Varizen duduk di depan meja rias sambil menyisir rambutnya. Ia melamun, menatap kosong ke wajah dengan lekat. Sejauh hatinya berkata, wajah itu merupakan sumber petaka. Namun, sebisa mungkin pikiran buruk ditepisnya menjauh.
“Ini anugerah, bukan petaka,” gumam Varizen dengan keyakinan yang kuat. Hidupnya yang menderita harus dijalani dengan senyum tanpa paksaan. Hati gadis itu ikhlas menerima segala hal yang telah digariskan. Bukannya pasrah begitu saja, tapi ia sedang mencari kesempatan untuk memilih yang terbaik.
Varizen bangkit dari kursinya, mengambil tas yang ada di atas ranjang. Gadis itu berjalan menuju keluar ruangan. Pagi itu, ia tidak akan berangkat dengan Berto melainkan dengan Jonny. namun, ketika ia membuka pintu, wajah yang dilihat adalah Jonathan.
“Ka-Kakak,” panggil Varizen sedikit gugup. Ia tidak tahu bagaimana harus bersikap, sebab kedekatan mereka renggang semenjak pernikahan Berto dan Felisia.

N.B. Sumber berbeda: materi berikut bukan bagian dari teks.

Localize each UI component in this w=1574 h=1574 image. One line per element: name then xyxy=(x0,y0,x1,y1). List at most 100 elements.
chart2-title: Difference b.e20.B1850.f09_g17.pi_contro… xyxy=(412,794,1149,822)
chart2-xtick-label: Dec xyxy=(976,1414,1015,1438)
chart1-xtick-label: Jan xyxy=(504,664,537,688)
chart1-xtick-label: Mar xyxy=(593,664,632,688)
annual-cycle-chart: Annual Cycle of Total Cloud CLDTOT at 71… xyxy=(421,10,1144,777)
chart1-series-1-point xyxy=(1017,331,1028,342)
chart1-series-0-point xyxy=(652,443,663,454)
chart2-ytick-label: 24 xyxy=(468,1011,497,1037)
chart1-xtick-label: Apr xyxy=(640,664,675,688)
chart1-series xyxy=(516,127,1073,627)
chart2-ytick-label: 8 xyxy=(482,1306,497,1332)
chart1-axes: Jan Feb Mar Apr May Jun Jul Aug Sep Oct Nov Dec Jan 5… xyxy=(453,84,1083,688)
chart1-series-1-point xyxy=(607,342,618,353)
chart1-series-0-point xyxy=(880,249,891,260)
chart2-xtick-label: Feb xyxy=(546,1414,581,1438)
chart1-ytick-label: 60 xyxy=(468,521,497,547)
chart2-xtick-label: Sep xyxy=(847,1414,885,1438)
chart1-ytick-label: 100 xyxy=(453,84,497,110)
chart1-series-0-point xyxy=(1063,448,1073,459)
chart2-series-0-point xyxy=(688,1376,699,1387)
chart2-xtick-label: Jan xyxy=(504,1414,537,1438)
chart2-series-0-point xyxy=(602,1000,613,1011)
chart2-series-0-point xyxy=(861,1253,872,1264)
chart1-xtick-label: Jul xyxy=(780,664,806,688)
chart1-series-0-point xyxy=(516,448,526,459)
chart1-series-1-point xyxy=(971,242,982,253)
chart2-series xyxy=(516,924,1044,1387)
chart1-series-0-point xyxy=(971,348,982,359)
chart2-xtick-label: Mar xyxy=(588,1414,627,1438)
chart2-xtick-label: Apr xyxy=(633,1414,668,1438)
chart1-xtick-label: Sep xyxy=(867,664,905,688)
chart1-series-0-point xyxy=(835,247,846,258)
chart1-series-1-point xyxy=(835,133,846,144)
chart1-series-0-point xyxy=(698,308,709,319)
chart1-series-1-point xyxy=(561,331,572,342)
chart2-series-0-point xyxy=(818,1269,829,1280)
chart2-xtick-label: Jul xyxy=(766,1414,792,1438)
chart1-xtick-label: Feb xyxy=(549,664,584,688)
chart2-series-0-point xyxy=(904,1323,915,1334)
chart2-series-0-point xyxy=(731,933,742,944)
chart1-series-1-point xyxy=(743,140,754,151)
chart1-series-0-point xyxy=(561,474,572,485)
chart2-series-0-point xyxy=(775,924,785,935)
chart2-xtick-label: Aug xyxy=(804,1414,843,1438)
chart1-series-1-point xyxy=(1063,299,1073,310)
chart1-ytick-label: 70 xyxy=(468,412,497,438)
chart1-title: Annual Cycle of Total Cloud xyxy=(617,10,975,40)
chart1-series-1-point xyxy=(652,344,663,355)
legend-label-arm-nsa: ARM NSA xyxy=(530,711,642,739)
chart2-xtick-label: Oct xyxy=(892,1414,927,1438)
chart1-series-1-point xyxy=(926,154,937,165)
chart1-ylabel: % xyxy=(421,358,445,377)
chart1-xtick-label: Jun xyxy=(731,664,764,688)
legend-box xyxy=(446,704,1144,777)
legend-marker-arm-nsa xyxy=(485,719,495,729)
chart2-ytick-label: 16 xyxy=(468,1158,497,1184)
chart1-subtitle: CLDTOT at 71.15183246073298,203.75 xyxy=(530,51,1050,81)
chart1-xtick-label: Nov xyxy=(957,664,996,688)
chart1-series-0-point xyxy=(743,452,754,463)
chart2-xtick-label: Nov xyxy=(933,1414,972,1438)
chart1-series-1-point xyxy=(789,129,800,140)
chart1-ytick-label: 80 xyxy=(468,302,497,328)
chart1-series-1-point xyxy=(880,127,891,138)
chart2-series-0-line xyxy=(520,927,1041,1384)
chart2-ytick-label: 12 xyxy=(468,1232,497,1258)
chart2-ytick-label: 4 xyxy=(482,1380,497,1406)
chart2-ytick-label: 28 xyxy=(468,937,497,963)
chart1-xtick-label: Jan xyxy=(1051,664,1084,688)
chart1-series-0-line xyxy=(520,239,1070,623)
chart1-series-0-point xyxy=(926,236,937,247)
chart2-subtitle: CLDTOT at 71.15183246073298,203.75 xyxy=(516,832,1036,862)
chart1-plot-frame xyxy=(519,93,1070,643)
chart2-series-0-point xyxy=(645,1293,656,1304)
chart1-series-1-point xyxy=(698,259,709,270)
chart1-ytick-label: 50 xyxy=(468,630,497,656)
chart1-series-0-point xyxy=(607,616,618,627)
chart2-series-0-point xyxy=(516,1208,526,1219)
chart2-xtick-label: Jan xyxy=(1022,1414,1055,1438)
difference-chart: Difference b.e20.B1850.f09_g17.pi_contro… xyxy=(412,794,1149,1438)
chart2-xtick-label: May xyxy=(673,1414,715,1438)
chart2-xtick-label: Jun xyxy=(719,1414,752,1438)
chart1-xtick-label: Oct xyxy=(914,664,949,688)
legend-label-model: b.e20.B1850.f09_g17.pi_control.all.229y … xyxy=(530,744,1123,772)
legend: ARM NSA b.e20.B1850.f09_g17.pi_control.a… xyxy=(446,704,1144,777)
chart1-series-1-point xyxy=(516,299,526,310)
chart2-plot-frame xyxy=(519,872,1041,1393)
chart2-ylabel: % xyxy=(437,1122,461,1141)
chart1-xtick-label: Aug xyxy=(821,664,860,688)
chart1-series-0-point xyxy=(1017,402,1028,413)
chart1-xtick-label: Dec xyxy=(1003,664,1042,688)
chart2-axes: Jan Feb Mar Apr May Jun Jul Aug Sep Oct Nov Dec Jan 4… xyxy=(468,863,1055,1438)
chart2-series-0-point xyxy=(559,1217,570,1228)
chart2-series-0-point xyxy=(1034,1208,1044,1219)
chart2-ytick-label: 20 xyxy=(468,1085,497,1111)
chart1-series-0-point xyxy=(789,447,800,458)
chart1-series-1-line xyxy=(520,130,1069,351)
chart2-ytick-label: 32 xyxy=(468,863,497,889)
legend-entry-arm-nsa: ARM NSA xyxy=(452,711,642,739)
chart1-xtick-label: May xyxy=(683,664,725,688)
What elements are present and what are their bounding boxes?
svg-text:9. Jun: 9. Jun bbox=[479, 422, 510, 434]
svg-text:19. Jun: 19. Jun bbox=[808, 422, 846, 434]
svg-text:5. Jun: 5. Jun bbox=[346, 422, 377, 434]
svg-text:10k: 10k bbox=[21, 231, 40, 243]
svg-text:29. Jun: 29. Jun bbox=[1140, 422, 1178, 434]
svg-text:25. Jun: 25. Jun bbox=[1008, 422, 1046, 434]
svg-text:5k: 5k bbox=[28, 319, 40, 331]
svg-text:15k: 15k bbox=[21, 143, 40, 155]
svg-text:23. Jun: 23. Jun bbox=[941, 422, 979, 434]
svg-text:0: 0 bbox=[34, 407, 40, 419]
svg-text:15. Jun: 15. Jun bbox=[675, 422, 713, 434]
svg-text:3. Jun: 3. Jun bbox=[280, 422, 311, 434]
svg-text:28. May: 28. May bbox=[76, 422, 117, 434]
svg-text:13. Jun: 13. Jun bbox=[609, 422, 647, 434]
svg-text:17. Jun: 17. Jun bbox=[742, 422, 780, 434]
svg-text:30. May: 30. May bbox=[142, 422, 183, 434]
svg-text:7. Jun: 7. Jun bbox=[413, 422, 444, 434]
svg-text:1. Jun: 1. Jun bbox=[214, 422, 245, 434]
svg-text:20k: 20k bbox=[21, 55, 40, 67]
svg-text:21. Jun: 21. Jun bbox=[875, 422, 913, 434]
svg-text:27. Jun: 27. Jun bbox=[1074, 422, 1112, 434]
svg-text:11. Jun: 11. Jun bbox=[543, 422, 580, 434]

“Kau berangkat denganku. Jonny sedang sibuk,” kata Jonathan sambil memegang lengan Varizen, lalu menyeretnya menuju ruang makan.
“Ta-tapi, aku bisa berangkat sendiri naik angkutan umum.” Langkah mereka terhenti lantaran Jonathan mendadak menoleh dan menatap tajam Varizen, “Ini perintah,” finalnya dengan dingin.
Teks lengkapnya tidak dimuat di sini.